I've been on both sides of this. I've seen the internal conversations where someone says, "We need a good ROI number for the case study," and then reverse-engineers a figure that sounds impressive. It's not fraud — it's just what happens when nobody has a system for honest measurement.

When I built Coriven, I decided we'd do it differently. Not because I'm a better person than other consultants. Because I think dishonest measurement is bad business. If a number is real, it should sell itself. If it's not real, dressing it up just delays the moment your customer realizes the project didn't land.

What Are the Three Confidence Tags?

Every number in every report we produce gets one of three tags:

[measured] — This is a hard number pulled from a system, a log, or direct observation. Time tracked before and after. Transactions counted. Error rates recorded. If it says [measured], we can show you the data.

[estimated] — This is a calculated number based on measured inputs plus reasonable assumptions. For example: we measured that a dispatcher spends 22 minutes per manual scheduling adjustment [measured], and they do roughly 8 per day [estimated based on 3-day sample]. The inputs are real. The math is transparent. But it's not a hard count.

[projected] — This is a forward-looking number. Based on current trends, we project that automating this report will save 14 hours per month over the next quarter [projected]. We're telling you what we think will happen, not what has happened.

That's it. Three tags. No hiding behind a single impressive number and hoping nobody asks where it came from.

Why Should Buyers Care About Evidence Tagging?

When someone hands you an ROI report, you're being asked to make a decision: renew, expand, or move on. If the numbers behind that decision are a mix of hard data, educated guesses, and forward projections — and they're all presented identically — you can't actually evaluate the report. You're trusting vibes.

The tags give you something most ROI reports don't: the ability to read critically. When you see [projected], you know to apply your own judgment. When you see [measured], you know we can back it up. When you see [estimated], you know the method and can challenge the assumptions.

How Does Honest ROI Measurement Work in Practice?

Example 1: The weekly operations report. A regional services company had a team lead spending 45 minutes every Monday morning pulling data from three systems, copying it into a spreadsheet, formatting it, and emailing it to the GM. Every Monday. For years. We timed it: 47 minutes [measured]. We built an automated report. Post-automation, the team lead spends about 5 minutes reviewing [measured at 30-day check-in]. Net savings: 42 minutes per week [measured], roughly 36 hours per year [projected].

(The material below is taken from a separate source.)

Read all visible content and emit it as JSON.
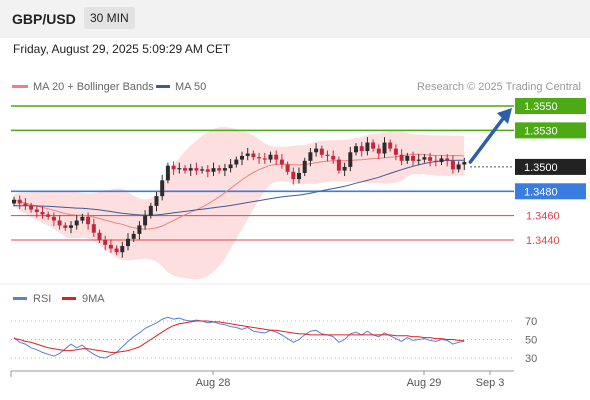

Example 2: The dispatch bottleneck. A staffing company had dispatchers manually matching open shifts to available workers. We observed: average 3.2 hours per day on manual matching [estimated from 3-day observation]. After automation, dispatchers reported 40 minutes per day [measured at 60-day check-in]. That's roughly 2.5 hours saved per dispatcher per day [measured]. With 3 dispatchers, that's 7.5 hours daily [estimated — assumes consistent workload].

Example 3: The data entry double-touch. An insurance agency entered the same client information into their CRM and quoting system separately. We measured the duplicate entry at roughly 6 minutes per new client [measured] across about 15 new records per week [estimated]. After connecting the two systems, duplicate entry dropped to zero [measured]. Annual time recovered: approximately 78 hours [projected].

How Do You Measure ROI at 30, 60, and 90 Days?

We don't hand you a report at the end of the project and disappear. We come back at 30, 60, and 90 days to measure actual results against the baselines we captured at the start. At 30 days, we're confirming changes are sticking. At 60 days, we see real patterns. By 90 days, we have enough data to give you a credible picture of what the engagement actually delivered — with every number tagged honestly.

What Should You Ask Every Vendor About Their ROI Numbers?

The next time a consultant, vendor, or agency shows you an ROI number, ask them one question:

"Is that number measured, estimated, or projected?"

If they can answer clearly and show their work, you're probably dealing with someone honest. If they can't — or if they look at you like you're speaking a foreign language — that tells you something too.

We're building Coriven on the idea that honest measurement compounds. Every engagement adds real data. Every tagged number builds trust. And over time, that trust is worth more than any inflated case study.